Tom Reed, who has discussed for about two years the idea of such a bill to spend more for students getting insufficient aid, also wants U.S. colleges to provide more transparency. Under the bill he proposed Tuesday, all schools would have to reveal more details about pay and investment manager fees and submit cost-containment plans to the Treasury Department every five years to show how they will keep increases below inflation.

Endowments grow from tax-deductible gifts and colleges are the beneficiaries of government subsidies for endeavors from research grants to student loans. Congress has been eyeing endowment wealth for years as the price of colleges keeps soaring, and legislators finally passed the 1.4 percent excise tax on net investment earnings as part of the overhaul in December. Endowments hold assets of about $567 billion, concentrated among the richest schools.

Cost ‘Tool’

“This is a tool to hopefully be deployed to get those costs going down,” Reed, a House Ways and Means Committee member from Western New York who was an early supporter of Donald Trump’s presidential campaign, said in an interview. “We’ll suspend or remove that tax so long as you comply with that distribution factor.”

Nine House members, including Republican Bob Goodlatte as of May 21, have co-sponsored a separate bipartisan bill that would repeal the new excise tax without any strings. Reed’s bill doesn’t have co-sponsors.

Bill Waives Tax on Rich College Endowments If They Spend Enough

Under Reed’s bill, students affected come from families earning less than 600 percent of the poverty level, or up to about $150,000 per year. The bill uses the same threshold from the endowment tax: colleges with more than 500 tuition-paying students and $500,000 in endowment assets per student would be affected. It would apply to public schools as well as private ones, though none of the publics would currently meet the criteria, according to Reed’s office.

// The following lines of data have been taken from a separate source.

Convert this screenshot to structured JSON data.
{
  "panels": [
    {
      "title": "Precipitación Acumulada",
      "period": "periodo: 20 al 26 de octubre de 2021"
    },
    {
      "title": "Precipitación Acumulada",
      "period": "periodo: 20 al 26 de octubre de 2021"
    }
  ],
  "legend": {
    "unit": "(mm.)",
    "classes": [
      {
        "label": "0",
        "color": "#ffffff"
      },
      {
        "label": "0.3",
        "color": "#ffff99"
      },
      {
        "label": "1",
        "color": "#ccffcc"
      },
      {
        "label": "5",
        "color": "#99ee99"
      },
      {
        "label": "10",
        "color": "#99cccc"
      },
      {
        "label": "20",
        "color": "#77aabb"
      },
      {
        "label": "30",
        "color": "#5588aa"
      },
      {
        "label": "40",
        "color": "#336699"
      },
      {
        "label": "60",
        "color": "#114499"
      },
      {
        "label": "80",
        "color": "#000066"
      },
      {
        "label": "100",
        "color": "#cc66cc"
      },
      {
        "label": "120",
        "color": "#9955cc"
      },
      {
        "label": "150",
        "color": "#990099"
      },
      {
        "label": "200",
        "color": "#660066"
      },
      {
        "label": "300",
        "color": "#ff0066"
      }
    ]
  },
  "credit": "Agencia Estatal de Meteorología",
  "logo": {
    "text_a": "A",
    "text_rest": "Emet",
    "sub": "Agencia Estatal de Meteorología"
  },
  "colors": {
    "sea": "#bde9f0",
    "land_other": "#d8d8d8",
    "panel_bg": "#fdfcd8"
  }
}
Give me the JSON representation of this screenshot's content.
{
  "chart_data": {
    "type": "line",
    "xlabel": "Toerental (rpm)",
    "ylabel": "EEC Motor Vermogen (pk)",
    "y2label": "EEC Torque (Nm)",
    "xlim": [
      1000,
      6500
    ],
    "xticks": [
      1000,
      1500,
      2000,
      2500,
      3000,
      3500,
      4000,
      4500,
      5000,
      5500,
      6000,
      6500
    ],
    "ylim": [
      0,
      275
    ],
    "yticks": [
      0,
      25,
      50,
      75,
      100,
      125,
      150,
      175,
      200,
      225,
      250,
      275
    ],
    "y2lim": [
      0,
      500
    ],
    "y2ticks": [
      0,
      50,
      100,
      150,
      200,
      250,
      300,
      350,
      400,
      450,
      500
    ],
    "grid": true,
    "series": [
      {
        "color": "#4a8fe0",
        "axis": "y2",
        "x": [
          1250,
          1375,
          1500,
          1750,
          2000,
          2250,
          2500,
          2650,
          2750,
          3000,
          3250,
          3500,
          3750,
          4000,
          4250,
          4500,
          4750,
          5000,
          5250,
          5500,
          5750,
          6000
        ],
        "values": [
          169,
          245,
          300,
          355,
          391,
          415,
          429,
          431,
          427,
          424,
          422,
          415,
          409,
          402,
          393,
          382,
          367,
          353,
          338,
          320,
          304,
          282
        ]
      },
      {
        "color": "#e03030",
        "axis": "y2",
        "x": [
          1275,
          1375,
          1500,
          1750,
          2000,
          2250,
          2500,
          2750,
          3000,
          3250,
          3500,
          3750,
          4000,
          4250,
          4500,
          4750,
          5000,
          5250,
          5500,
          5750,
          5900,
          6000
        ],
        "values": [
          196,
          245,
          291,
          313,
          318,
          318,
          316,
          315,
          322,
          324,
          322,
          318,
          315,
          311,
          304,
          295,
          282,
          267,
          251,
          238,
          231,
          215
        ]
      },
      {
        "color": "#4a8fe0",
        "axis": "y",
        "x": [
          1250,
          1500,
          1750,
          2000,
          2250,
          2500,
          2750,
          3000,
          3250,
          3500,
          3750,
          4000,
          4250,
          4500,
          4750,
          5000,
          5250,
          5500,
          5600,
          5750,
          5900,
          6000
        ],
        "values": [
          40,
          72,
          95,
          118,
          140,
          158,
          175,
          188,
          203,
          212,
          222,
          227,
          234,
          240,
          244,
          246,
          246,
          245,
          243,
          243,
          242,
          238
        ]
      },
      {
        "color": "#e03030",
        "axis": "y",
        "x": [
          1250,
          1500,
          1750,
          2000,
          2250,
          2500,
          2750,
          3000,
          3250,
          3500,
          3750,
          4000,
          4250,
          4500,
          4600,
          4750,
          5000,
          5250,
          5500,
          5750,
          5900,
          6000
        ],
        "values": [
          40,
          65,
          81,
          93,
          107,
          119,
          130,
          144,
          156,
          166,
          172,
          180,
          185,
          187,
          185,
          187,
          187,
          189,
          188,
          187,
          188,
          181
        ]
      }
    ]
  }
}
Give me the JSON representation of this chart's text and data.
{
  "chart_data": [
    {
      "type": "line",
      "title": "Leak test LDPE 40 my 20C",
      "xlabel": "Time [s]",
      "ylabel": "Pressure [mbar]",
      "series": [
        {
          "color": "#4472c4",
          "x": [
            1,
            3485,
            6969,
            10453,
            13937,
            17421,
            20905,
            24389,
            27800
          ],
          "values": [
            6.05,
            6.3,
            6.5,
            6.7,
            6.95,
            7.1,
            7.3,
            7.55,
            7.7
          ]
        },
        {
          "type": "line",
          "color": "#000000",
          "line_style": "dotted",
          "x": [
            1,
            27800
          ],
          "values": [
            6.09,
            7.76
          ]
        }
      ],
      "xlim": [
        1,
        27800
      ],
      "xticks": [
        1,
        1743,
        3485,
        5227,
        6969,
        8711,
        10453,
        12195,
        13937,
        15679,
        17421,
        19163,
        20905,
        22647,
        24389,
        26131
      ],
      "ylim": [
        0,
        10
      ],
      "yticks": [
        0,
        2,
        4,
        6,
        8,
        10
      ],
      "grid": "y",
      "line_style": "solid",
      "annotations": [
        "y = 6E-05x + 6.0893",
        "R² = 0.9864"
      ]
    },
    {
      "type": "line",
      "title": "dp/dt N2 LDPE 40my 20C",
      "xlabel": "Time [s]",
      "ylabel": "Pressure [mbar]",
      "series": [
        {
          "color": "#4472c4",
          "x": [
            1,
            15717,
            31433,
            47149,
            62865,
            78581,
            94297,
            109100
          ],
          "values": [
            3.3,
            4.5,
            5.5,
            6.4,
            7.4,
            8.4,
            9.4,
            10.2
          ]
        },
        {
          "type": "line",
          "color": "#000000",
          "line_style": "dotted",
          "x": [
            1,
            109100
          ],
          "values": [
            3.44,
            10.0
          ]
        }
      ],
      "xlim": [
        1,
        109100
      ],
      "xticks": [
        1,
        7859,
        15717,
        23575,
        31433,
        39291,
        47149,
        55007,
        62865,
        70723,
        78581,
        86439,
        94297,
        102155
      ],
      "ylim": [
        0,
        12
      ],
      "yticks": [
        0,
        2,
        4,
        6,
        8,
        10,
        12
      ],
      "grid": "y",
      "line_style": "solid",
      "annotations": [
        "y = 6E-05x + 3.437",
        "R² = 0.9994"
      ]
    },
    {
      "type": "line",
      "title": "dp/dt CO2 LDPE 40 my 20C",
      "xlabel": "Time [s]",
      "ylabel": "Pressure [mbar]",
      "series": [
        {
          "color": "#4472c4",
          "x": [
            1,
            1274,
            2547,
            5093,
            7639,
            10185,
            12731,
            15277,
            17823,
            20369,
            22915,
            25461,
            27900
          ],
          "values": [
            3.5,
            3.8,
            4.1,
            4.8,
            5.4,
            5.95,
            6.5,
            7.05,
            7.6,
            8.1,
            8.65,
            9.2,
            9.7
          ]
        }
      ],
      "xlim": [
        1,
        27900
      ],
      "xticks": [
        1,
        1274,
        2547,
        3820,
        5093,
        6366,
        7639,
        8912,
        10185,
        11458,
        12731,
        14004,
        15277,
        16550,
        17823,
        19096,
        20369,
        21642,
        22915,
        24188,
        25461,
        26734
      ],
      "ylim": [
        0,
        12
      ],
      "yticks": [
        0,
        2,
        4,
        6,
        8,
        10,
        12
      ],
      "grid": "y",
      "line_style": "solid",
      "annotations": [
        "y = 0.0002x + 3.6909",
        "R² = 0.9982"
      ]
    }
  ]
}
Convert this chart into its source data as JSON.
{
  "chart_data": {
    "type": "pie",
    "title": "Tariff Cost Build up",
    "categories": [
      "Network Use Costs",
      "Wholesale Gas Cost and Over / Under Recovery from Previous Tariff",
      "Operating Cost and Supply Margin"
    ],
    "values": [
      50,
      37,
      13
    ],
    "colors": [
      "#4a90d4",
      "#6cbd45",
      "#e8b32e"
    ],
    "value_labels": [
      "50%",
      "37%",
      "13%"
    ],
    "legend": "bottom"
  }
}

The bill would also require colleges to make more information public beyond what’s available in their federal tax forms, such as the highest salaries, fees paid to outside investment managers and the number of students whose parents “donate large sums to the college.” The tax overhaul imposed a new excise levy on nonprofit leaders who earn more than $1 million in annual compensation.

The Internal Revenue Service hasn’t yet announced details about how the 1.4 percent endowment tax will be implemented. A recent study conducted by an economist and senior researcher at the Federal Reserve Bank of Cleveland said colleges may “behave strategically” to avoid paying the tax.